Now, I wanted to rebuild the old box with a shiny new OS and peddle it on eBay. Poking around a little uncovered that some folks have been getting this old raid card with a modern kernel. So, I thought, if they can do it, so can I. I rebuilt the machine with 4 partitions on the system drive (the one attached to the integrated controller). A boot, a swap and two system, a partitions gives the ability to test a second OS without mucking up the one you rely on.
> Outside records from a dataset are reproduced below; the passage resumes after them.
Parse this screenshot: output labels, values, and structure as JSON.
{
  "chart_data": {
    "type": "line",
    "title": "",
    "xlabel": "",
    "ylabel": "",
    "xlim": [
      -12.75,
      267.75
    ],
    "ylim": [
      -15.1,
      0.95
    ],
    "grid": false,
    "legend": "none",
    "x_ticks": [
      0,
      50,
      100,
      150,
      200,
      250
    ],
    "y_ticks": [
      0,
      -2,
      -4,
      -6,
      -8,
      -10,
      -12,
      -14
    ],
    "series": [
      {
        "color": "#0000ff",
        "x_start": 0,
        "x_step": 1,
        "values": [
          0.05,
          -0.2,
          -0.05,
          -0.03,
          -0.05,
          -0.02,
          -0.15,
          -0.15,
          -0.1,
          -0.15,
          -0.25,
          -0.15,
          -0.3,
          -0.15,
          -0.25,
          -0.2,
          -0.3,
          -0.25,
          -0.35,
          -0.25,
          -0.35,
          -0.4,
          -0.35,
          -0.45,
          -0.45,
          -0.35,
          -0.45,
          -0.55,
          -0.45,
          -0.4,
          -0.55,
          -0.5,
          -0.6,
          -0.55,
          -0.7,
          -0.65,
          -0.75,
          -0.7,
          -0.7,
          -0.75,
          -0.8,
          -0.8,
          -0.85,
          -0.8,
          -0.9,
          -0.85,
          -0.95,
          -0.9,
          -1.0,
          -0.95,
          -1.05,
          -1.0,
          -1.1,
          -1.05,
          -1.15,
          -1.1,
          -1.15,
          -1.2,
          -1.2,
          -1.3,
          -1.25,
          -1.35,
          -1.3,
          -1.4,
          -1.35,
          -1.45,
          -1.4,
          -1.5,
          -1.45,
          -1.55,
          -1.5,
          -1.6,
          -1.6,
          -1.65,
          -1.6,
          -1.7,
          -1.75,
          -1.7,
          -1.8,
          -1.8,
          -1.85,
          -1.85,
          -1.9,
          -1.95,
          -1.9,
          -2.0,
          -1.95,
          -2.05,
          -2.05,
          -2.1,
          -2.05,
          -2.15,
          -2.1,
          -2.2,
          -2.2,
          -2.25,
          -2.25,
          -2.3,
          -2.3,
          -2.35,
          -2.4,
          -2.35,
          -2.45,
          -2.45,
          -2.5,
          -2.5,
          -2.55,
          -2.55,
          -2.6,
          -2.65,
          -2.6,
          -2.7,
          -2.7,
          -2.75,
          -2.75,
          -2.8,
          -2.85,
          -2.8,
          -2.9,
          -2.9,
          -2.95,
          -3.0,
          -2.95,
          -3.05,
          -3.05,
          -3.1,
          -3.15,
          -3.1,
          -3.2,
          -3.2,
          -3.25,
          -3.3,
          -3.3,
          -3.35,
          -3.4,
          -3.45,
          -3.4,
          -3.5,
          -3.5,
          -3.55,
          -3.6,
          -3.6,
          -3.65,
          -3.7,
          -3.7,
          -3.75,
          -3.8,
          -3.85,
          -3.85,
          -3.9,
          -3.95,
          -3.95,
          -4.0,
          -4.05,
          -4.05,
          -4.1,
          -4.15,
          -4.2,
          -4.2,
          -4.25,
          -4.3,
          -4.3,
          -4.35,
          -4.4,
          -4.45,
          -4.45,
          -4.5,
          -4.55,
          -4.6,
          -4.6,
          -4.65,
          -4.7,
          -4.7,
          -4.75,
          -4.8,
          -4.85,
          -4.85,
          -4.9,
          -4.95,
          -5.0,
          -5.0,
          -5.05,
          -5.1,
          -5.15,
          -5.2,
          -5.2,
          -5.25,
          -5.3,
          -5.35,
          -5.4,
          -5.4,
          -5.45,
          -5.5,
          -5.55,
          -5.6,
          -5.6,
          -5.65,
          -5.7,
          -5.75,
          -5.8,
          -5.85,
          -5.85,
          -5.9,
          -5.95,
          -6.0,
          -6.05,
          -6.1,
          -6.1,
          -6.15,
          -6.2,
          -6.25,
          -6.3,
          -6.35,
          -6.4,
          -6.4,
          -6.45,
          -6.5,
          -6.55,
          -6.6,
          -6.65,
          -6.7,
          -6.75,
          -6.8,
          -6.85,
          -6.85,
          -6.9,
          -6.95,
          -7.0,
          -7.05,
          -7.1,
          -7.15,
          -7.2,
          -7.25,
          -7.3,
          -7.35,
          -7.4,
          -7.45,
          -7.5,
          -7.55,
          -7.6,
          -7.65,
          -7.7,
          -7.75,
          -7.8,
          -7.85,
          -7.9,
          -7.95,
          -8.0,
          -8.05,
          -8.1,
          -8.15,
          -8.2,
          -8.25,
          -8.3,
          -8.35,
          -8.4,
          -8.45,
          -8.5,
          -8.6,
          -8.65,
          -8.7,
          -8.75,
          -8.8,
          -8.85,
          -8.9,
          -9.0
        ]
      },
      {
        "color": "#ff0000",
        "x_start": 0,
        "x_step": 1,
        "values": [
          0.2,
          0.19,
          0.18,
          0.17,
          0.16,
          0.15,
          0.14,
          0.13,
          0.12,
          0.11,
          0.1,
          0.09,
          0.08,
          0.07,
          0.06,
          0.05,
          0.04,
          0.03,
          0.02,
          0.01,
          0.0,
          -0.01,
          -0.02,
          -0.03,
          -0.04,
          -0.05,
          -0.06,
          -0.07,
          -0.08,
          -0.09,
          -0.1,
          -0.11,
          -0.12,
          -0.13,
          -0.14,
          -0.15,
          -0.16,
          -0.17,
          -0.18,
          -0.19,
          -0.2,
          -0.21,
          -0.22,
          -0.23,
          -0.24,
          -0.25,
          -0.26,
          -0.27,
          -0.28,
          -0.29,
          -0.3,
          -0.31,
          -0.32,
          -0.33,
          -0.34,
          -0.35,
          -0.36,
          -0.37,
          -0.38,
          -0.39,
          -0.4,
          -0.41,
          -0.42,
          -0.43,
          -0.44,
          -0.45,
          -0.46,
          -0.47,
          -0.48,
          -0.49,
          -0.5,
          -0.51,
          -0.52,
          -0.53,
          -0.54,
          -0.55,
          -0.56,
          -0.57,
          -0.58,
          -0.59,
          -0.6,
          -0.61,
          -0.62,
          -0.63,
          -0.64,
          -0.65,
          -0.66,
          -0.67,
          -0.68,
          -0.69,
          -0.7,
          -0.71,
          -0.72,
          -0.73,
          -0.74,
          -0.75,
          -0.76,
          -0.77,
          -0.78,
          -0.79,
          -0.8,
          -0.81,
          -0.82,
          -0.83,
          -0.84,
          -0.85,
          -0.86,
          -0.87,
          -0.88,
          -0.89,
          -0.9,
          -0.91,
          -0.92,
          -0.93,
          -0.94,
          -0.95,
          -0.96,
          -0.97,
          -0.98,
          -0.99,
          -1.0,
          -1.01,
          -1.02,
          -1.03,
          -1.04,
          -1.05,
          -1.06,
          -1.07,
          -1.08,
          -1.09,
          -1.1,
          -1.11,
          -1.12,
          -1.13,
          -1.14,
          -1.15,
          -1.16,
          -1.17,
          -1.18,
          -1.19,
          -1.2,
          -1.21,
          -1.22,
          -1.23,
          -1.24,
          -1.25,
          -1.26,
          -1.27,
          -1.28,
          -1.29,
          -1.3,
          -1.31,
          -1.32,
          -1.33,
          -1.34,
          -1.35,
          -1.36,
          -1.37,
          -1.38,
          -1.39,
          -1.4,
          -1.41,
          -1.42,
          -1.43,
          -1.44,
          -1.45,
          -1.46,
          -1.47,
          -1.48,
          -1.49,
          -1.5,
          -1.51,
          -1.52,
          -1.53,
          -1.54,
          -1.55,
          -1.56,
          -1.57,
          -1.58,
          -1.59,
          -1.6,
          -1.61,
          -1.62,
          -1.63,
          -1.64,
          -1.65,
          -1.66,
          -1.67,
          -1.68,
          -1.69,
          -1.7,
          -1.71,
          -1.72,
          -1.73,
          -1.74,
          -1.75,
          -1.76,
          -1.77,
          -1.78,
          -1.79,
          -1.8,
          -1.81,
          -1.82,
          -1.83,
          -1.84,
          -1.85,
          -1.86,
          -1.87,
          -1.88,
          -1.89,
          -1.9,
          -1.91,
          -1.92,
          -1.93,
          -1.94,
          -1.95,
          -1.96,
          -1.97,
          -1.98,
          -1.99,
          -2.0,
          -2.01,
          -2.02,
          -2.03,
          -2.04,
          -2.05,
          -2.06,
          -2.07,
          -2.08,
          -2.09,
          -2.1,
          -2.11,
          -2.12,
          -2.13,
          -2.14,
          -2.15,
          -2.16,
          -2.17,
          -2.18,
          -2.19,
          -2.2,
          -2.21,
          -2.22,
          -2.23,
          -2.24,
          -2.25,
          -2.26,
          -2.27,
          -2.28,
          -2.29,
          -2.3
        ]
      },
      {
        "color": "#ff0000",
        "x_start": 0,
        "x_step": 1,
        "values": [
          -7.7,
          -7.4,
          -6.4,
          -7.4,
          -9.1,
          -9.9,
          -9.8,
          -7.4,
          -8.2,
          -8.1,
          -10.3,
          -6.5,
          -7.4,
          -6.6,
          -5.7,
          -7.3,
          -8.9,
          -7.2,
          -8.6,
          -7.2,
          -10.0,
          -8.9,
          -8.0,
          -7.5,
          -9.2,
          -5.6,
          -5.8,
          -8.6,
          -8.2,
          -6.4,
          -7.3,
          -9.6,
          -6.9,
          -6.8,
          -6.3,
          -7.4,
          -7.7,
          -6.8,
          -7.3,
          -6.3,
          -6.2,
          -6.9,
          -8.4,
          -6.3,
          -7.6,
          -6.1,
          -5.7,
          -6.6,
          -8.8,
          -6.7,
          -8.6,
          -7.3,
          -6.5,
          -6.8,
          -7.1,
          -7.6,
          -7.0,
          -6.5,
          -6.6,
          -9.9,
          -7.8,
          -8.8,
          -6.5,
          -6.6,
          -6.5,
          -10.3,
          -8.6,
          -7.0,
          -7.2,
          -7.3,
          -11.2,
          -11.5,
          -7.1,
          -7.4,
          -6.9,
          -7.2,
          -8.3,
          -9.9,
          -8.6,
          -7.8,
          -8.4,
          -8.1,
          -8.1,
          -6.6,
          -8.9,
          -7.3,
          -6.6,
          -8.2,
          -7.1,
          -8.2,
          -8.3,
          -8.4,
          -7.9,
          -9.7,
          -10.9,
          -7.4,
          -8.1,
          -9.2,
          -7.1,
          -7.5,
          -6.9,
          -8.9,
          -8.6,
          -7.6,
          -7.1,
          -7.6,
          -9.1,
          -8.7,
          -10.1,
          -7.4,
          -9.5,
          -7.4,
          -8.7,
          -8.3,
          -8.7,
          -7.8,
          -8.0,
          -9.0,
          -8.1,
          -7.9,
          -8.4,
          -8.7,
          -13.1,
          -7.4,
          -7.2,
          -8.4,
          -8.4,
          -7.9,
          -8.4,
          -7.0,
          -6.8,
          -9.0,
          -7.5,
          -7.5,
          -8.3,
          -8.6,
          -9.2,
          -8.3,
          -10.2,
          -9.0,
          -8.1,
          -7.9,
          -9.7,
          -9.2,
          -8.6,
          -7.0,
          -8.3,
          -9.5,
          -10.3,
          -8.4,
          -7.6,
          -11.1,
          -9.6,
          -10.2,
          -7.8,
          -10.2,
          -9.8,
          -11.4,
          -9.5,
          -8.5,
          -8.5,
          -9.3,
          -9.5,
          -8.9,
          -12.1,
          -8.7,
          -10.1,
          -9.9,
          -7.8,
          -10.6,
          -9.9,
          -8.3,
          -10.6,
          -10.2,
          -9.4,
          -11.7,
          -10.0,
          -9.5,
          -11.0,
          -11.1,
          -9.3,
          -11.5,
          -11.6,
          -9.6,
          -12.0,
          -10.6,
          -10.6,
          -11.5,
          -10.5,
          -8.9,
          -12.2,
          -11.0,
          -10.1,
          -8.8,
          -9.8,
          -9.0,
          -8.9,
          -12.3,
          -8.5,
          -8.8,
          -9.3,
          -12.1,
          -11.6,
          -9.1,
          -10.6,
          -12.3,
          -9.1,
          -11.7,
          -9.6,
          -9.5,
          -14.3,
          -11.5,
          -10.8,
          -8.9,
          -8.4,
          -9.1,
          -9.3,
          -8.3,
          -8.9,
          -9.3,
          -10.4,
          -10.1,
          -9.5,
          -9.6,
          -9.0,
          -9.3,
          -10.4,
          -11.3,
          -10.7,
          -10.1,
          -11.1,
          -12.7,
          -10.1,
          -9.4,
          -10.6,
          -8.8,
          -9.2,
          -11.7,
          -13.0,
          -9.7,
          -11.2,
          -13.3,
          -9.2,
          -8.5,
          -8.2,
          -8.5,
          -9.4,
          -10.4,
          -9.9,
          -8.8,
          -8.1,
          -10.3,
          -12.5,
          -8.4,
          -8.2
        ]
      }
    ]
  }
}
Since the CERC card itself was recognized just fine, I thought it would be no problem to get the virtual drive online. Boy was I wrong. I had previously upgraded the firmware to the latest from Dell, which was published in like 2002, to get support for the 200Gb drives I had attached. No help there.

Then, I came across a single piece of information that I am going to republish here in case someone else is doing what I was trying to do and the original ever disappears. From here:
http://ubuntuforums.org/showthread.php?p=2894899

I downloaded the 'incorrect' firmware directly from LSI:
http://www.lsi.com/files/support/rsa/N661.zip

Installed it to the card, and the OS magically recognized the virtual drive. It was really that easy, though it took a few hours to track down the solution. Fedora 7 and Fedora 8 Test 3 both work splendidly right out of the box with it.

Thanks slicksurf

Wednesday, October 17, 2007

First Ever Blog

This is my first ever entry into the blogspace. I never really imagined myself doing this, but lately I have been searching for very specific bits of information that have been less than easy to obtain. Ultimately, the information is all aggregated from various sources into a hopefully useful package. These sources are generally quite transient, whether they are forum posts, blogs, mail list archives, usenet, etc. I don't typically have a lot to say, but what I intend to post here are things that are useful to me that someone else might be looking for.

My interests vary widely across mechanical and technical genres, but are strongest around racing, race car construction, engineering, computers and Linux. One of my personal projects around the house is a pretty nice MythTV setup.

If you have read this much, you are even more uninteresting than me.